Corsalini Massimo, Daniela Di Venere, Biagio Rapone, Gianluca Stefanachi, Alessandra Laforgia, Francesco Pettini
Dental School - University of Bari, Piazza Giulio Cesare, Bari, Italy.
Open Dent J. 2017 Feb 14;11:91-98. doi: 10.2174/1874210601711010091. eCollection 2017.
The purpose of this study is to highlight the evidence of signs and symptoms of craniomandibular disorders (CMD) in patients suffering from fibromyalgia.
The study has been carried out from May 2011 to May 2015, recruiting a sample of fibromyalgia patients at the Department of Neurophysiopathology at the hospital Policlinico in Bari. Among the 150 examined patients, 60 of them have been diagnosed to suffer from fibromyalgia and 27 accepted to be investigated with a gnathologic examination at the Dental School at the University of Bari.
24 patients (88.9%) were women and 3 (11.1%) men; from 26 to 66 years old (average age, 39). 14 patients (51.9%) were affected by primary fibromyalgia, the remaining 13 (48.1%) by secondary fibromyalgia, mainly associated with hypothyroidism (29.6%). VAS average score was about 8 ± 1.85. The frequency of pain was daily in 15 patients (55.6%); twice a week in 10 patients (37.03%) and a few times a month in 2 patients (7.4%). 11 patients (40.7%) attributed the onset of fibromyalgia to a specific instigating event. In addition, from the gnathologic anamnesis, 11 patients (40,7%) reported a painful symptom in the head-neck region, especially in the frontal region, in the neck, in the masseter muscle and ATM. VAS average score was 3.4 ± 2.8, significantly lower than the one referring to the fibromyalgia pain. The gnathological examination found CMD signs and symptoms in 18 patients (66.7%). Concerning the prevalence of CMD, in type I fibromyalgia, myofascial pain was more frequent (5 patients), whereas in type II fibromyalgia, what was more frequent was a dislocation with reduction (3 patients).
Based on clinic experience, we can affirm that some patients with CMD report pain in other regions. It is difficult to distinguish the CMD forms directly correlated to fibromyalgia from those engendered by parafunctional activities; hence the need is to resolve the fibromyalgia syndrome adopting a multidisciplinary approach.

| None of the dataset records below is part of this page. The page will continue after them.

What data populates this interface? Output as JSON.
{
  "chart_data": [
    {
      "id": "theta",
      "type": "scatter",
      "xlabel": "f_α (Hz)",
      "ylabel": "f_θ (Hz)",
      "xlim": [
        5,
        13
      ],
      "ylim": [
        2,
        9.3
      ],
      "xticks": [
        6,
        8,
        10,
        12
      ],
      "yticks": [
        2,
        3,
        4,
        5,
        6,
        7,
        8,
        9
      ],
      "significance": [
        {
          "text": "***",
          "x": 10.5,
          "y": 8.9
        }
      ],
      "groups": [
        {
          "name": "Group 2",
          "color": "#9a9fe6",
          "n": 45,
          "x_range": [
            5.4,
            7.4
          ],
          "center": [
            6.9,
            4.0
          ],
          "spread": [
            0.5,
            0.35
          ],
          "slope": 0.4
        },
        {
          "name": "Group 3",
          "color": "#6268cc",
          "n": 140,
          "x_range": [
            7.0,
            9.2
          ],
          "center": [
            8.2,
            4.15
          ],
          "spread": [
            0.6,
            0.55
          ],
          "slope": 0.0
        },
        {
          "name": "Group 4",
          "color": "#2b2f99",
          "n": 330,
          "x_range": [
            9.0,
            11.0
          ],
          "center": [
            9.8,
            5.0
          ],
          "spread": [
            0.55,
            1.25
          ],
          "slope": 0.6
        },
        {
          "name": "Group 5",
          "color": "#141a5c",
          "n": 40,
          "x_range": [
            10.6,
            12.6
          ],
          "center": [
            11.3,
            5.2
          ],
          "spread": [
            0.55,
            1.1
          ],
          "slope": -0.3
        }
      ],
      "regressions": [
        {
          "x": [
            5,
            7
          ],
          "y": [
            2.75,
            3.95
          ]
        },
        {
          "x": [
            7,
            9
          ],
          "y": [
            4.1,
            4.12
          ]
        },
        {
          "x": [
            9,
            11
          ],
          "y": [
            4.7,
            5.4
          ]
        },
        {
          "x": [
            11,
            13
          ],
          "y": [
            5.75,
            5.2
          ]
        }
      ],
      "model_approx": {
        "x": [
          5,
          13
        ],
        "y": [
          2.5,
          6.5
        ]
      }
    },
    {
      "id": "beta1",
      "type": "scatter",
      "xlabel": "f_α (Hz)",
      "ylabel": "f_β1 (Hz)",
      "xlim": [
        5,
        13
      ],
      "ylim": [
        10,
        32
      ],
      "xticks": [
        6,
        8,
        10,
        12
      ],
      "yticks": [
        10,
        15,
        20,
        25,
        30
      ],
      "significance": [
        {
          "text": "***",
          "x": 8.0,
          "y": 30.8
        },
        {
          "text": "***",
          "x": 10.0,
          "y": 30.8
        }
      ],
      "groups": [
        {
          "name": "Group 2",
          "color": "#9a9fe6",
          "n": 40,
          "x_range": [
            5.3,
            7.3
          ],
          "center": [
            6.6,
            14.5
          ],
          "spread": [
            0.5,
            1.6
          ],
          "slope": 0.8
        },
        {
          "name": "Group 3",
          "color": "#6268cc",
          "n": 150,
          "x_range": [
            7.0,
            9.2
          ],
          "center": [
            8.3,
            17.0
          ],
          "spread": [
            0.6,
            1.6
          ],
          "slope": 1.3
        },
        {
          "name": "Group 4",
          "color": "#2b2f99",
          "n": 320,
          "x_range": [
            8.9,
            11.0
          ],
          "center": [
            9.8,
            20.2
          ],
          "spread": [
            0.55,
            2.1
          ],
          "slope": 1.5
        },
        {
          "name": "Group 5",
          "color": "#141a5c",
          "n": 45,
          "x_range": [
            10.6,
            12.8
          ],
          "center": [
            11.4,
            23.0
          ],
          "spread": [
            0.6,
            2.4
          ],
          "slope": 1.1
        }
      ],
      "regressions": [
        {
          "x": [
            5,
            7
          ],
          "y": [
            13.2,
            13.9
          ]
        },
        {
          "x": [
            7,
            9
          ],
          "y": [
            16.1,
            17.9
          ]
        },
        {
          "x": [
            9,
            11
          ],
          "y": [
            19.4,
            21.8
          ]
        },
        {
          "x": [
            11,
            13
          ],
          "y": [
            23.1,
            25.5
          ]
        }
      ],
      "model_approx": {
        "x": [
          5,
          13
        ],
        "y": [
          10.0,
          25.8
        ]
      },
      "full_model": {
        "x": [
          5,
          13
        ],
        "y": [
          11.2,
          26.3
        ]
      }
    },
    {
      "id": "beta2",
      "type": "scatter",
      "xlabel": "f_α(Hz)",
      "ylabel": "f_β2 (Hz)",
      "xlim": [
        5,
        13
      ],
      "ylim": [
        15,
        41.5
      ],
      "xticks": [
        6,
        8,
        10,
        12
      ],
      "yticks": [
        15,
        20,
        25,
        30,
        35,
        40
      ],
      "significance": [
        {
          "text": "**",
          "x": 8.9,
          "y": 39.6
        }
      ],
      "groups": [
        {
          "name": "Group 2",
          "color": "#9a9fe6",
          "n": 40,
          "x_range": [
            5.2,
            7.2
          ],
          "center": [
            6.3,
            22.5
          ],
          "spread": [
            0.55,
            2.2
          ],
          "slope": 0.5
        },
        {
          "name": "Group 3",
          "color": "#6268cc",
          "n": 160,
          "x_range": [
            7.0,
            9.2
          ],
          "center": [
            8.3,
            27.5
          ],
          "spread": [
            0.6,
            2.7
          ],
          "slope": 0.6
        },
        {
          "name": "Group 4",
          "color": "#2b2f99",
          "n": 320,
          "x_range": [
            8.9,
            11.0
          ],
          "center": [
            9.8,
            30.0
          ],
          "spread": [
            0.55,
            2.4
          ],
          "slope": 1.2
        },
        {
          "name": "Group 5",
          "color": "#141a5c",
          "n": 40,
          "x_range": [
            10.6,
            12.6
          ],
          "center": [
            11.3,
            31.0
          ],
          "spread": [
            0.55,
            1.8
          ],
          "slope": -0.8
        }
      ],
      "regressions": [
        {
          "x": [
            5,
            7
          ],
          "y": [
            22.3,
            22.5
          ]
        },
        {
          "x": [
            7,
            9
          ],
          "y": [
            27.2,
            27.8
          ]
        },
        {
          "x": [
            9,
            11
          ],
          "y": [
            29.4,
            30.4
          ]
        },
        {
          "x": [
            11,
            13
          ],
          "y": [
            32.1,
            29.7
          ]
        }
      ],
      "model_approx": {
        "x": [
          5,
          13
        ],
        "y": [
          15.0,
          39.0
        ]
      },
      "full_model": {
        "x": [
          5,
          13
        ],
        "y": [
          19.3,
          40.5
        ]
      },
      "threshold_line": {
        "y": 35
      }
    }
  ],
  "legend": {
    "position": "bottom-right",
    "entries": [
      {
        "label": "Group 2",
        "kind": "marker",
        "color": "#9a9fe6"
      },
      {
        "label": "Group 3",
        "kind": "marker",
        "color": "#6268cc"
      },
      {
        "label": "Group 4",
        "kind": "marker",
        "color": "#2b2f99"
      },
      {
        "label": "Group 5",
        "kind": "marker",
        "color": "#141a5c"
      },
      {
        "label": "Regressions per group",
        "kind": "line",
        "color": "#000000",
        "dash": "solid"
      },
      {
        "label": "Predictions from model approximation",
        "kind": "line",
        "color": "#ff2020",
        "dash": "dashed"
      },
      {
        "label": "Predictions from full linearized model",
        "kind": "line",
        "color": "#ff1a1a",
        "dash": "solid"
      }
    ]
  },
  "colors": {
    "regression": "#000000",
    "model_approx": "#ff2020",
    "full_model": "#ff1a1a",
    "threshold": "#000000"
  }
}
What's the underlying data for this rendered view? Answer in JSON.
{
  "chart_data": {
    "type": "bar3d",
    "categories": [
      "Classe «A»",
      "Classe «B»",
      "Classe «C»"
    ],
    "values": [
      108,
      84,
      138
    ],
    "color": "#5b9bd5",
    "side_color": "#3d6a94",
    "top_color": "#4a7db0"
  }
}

本研究旨在强调纤维肌痛患者颅下颌关节紊乱症(CMD)的体征和症状证据。
本研究于2011年5月至2015年5月开展,在巴里综合医院神经生理病理学部门招募纤维肌痛患者样本。在150名接受检查的患者中,60人被诊断患有纤维肌痛,其中27人同意在巴里大学牙科学院接受口腔检查。
24名患者(88.9%)为女性,3名(11.1%)为男性;年龄在26至66岁之间(平均年龄39岁)。14名患者(51.9%)患有原发性纤维肌痛,其余13名(48.1%)患有继发性纤维肌痛,主要与甲状腺功能减退有关(29.6%)。视觉模拟评分(VAS)平均得分约为8±1.85。15名患者(55.6%)疼痛频率为每天发作;10名患者(37.03%)为每周发作两次;2名患者(7.4%)为每月发作几次。11名患者(40.7%)将纤维肌痛的发作归因于特定的诱发事件。此外,从口腔病史来看,11名患者(40.7%)报告头颈部区域有疼痛症状,尤其是前额区域、颈部、咬肌和颞下颌关节。VAS平均得分3.4±2.8,显著低于纤维肌痛疼痛的得分。口腔检查发现18名患者(66.7%)有CMD的体征和症状。关于CMD的患病率,在I型纤维肌痛中,肌筋膜疼痛更为常见(5例),而在II型纤维肌痛中,更为常见的是可复性关节脱位(3例)。
根据临床经验,我们可以肯定,一些CMD患者在其他区域也有疼痛。很难直接区分与纤维肌痛直接相关的CMD形式和由副功能活动引起的CMD形式;因此,需要采用多学科方法来解决纤维肌痛综合征。